Some topics are difficult to break into easily digestible articles that can be posted in a blog. A couple examples are subjective reality, the Law of Attraction, and polarity. People that read only one or two articles on these topics often end up confused because they aren’t getting the whole picture, or they just get a very shallow overview. In a single article (even a lengthy one), I only have the capacity to cover a small slice. These topics would be much better served if I presented them as books, audio programs, or even webinars, so I could take more time to develop the ideas from concept to practical application.
Another problem is that people who want to learn more about a single topic have to hunt around the blog or its categories to find the relevant articles.
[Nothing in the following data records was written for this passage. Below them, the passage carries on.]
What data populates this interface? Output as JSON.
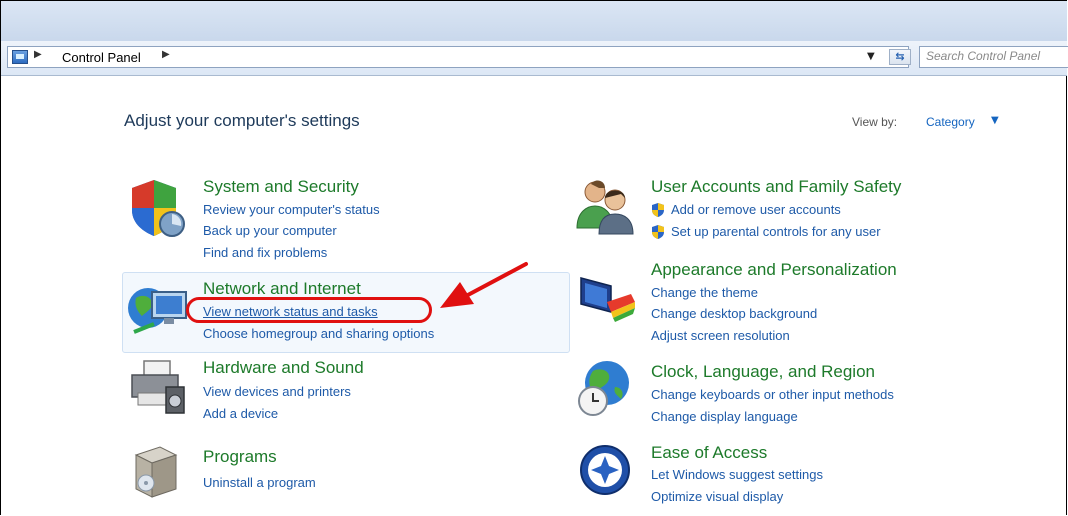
{
  "address_bar": {
    "breadcrumb": [
      "Control Panel"
    ],
    "search_placeholder": "Search Control Panel"
  },
  "header": {
    "title": "Adjust your computer's settings",
    "view_by_label": "View by:",
    "view_by_value": "Category"
  },
  "categories": {
    "system_security": {
      "title": "System and Security",
      "links": [
        "Review your computer's status",
        "Back up your computer",
        "Find and fix problems"
      ]
    },
    "network_internet": {
      "title": "Network and Internet",
      "links": [
        "View network status and tasks",
        "Choose homegroup and sharing options"
      ]
    },
    "hardware_sound": {
      "title": "Hardware and Sound",
      "links": [
        "View devices and printers",
        "Add a device"
      ]
    },
    "programs": {
      "title": "Programs",
      "links": [
        "Uninstall a program"
      ]
    },
    "user_accounts": {
      "title": "User Accounts and Family Safety",
      "links": [
        "Add or remove user accounts",
        "Set up parental controls for any user"
      ]
    },
    "appearance": {
      "title": "Appearance and Personalization",
      "links": [
        "Change the theme",
        "Change desktop background",
        "Adjust screen resolution"
      ]
    },
    "clock_language": {
      "title": "Clock, Language, and Region",
      "links": [
        "Change keyboards or other input methods",
        "Change display language"
      ]
    },
    "ease_access": {
      "title": "Ease of Access",
      "links": [
        "Let Windows suggest settings",
        "Optimize visual display"
      ]
    }
  },
  "annotation": {
    "color": "#e01010"
  }
}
But a dozen individual articles don’t always act as a single cohesive whole. I think such people would be better served if I could refer them to a book that gave them all the info they wanted all in one place, well-organized from start to finish.
I considered creating products to give away for free instead of selling them. But that just doesn’t seem the best way to serve people. By generating income from product sales, I can afford to do a much better job on the production quality, and I can financially support a staff to help me. I’ve read my share of poorly designed ebooks, and I’ve heard too many audio programs that sound like AM radio (in Spanish), and I don’t want to go that route. Given my practical options of releasing zero products for free vs. a collection of products for a price, the latter is the better choice. As previously mentioned, I expect to be able to keep the prices very fair and reasonable, and I’ll likely offer a money-back guarantee for every product as well.
While I’m sure I could sit back and enjoy a great living as a solo blogger for years to come, that isn’t what I’m here to do. Blogging is a great medium, but the message of committing to lifelong conscious growth is what matters. I expect to continue blogging for many years to come, but I also want to explore other ways to provide more value. And to do that I’ll definitely need to recruit some help.
This is an exciting (and very busy) time. I’m looking forward to expanding this business into something more impactful. The more people who are helped by it, the better. At the very least, those who are only interested in the free content and who’d never click an ad or buy a product should find the site much improved over the next couple years as well.